Прошло два дня, как он получил обвинительный акт от судебного следователя Фогта, и два дня с тех пор, как его руки заковали в стальные наручники.

Тюремная пища состояла из жидкого кофе, фасоли, иногда гороха или манной каши и небольшого куска хлеба.

Димитров не упускал случая выразить следователю Фогту протест против нетерпимого режима, подчеркивая при этом, что ни он, ни его друзья ни в чем не повинны.

— Кладу голову об заклад, — говорил Димитров, — что я и мои товарищи не виновны.
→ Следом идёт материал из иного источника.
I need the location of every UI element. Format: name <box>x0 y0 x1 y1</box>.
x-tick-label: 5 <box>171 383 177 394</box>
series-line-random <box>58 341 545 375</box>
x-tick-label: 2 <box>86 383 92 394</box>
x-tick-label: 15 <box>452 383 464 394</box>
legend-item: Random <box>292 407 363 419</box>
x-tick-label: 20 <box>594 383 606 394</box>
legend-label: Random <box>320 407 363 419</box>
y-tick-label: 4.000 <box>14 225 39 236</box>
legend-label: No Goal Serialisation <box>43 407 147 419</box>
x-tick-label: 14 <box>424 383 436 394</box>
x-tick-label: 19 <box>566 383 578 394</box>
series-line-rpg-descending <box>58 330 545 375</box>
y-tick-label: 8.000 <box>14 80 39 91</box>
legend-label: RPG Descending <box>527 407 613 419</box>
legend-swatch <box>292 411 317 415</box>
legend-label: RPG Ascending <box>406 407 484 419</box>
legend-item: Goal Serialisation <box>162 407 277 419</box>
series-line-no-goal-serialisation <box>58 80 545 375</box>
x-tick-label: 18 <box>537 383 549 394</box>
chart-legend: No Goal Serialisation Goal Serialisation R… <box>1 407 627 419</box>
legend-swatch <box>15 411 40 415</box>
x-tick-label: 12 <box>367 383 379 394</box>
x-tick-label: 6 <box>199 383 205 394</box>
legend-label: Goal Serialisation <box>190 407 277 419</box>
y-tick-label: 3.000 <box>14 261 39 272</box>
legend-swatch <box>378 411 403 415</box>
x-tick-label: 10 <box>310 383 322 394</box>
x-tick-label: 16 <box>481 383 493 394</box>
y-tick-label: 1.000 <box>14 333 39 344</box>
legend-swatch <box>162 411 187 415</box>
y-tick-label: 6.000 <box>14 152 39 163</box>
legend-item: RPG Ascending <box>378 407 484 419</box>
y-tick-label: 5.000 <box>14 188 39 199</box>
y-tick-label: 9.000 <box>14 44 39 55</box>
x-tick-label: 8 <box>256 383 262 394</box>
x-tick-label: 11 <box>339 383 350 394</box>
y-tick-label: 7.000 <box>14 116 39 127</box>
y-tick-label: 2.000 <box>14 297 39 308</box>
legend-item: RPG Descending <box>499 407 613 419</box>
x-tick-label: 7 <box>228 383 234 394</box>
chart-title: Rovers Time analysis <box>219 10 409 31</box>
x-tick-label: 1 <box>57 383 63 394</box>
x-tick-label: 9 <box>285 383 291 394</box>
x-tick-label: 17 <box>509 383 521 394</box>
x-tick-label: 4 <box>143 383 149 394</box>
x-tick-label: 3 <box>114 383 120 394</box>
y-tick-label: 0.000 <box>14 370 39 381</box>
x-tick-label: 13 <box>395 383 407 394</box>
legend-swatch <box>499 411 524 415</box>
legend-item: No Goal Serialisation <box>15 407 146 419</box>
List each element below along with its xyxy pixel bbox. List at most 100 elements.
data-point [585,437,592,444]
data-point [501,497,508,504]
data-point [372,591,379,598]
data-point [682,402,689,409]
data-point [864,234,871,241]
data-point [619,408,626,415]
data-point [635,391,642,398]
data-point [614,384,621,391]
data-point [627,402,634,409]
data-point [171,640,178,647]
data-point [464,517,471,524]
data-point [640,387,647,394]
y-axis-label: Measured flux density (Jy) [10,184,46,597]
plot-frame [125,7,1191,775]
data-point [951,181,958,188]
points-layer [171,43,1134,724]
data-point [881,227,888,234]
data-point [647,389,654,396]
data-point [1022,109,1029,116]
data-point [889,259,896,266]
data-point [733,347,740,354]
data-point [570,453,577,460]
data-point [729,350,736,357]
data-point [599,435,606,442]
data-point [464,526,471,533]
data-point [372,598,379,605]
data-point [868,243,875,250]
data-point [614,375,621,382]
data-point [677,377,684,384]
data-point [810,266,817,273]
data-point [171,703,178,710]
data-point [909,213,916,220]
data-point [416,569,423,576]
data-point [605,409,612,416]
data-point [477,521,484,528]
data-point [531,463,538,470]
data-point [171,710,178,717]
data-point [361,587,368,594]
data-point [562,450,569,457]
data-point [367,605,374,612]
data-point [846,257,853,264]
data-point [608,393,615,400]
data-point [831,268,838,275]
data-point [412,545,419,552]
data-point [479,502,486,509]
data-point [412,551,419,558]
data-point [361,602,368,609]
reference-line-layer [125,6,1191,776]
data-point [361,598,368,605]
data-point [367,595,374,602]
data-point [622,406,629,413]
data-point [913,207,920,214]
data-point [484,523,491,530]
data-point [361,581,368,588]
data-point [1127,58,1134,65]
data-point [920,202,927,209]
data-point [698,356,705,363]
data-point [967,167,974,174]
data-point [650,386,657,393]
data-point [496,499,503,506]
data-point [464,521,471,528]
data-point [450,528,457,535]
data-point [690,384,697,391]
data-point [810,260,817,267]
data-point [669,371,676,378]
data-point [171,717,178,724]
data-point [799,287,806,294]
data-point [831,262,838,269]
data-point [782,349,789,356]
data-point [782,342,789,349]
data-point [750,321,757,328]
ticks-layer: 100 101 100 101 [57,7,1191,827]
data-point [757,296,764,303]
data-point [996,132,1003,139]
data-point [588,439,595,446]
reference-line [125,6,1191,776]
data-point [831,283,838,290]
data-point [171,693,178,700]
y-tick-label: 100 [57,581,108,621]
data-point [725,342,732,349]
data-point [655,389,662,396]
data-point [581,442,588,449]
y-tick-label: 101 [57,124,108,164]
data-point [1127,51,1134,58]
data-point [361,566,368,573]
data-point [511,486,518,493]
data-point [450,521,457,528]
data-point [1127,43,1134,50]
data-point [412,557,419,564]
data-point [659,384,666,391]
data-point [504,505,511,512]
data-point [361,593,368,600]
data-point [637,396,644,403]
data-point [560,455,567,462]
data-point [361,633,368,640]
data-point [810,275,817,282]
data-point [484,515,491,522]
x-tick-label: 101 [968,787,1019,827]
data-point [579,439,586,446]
Фогт отвечал ему иронически;

— Вы и без того голову свою сложите…

По утрам тюремщики открывали двери камеры, передавали кусок хлеба и молча выслушивали требования заключенного. Он каждый день что-нибудь требовал. Никогда еще тюремщикам не встречался такой настойчивый, такой беспокойный заключенный. Каждый день он забивал им голоьы требованием то книг: истории Германии, учебника немецкого языка, свода законов, — то газет… Дайте ему, видите ли, книги господина Гете, книгу о господине Гамлете, книги какого-то лорда Байрона… То он хочет писать, то он хочет читать… На руках у него стальные наручники, а он сидит за столом и пишет, пишет… А иногда заговаривает с тюремщиками, подбрасывает им опасные мысли, беседует с пастором тюремной церкви, расспрашивает его об отношениях между протестантами и католиками, о философии христианства и философии гитлеризма… Очень неспокойный человек. Иногда станет у окна и долго-долго вслушивается. Что ему там слышится? О чем он думает? Может быть, вспоминает свободу? Может быть, думает о своих друзьях, разбросанных по всему свету?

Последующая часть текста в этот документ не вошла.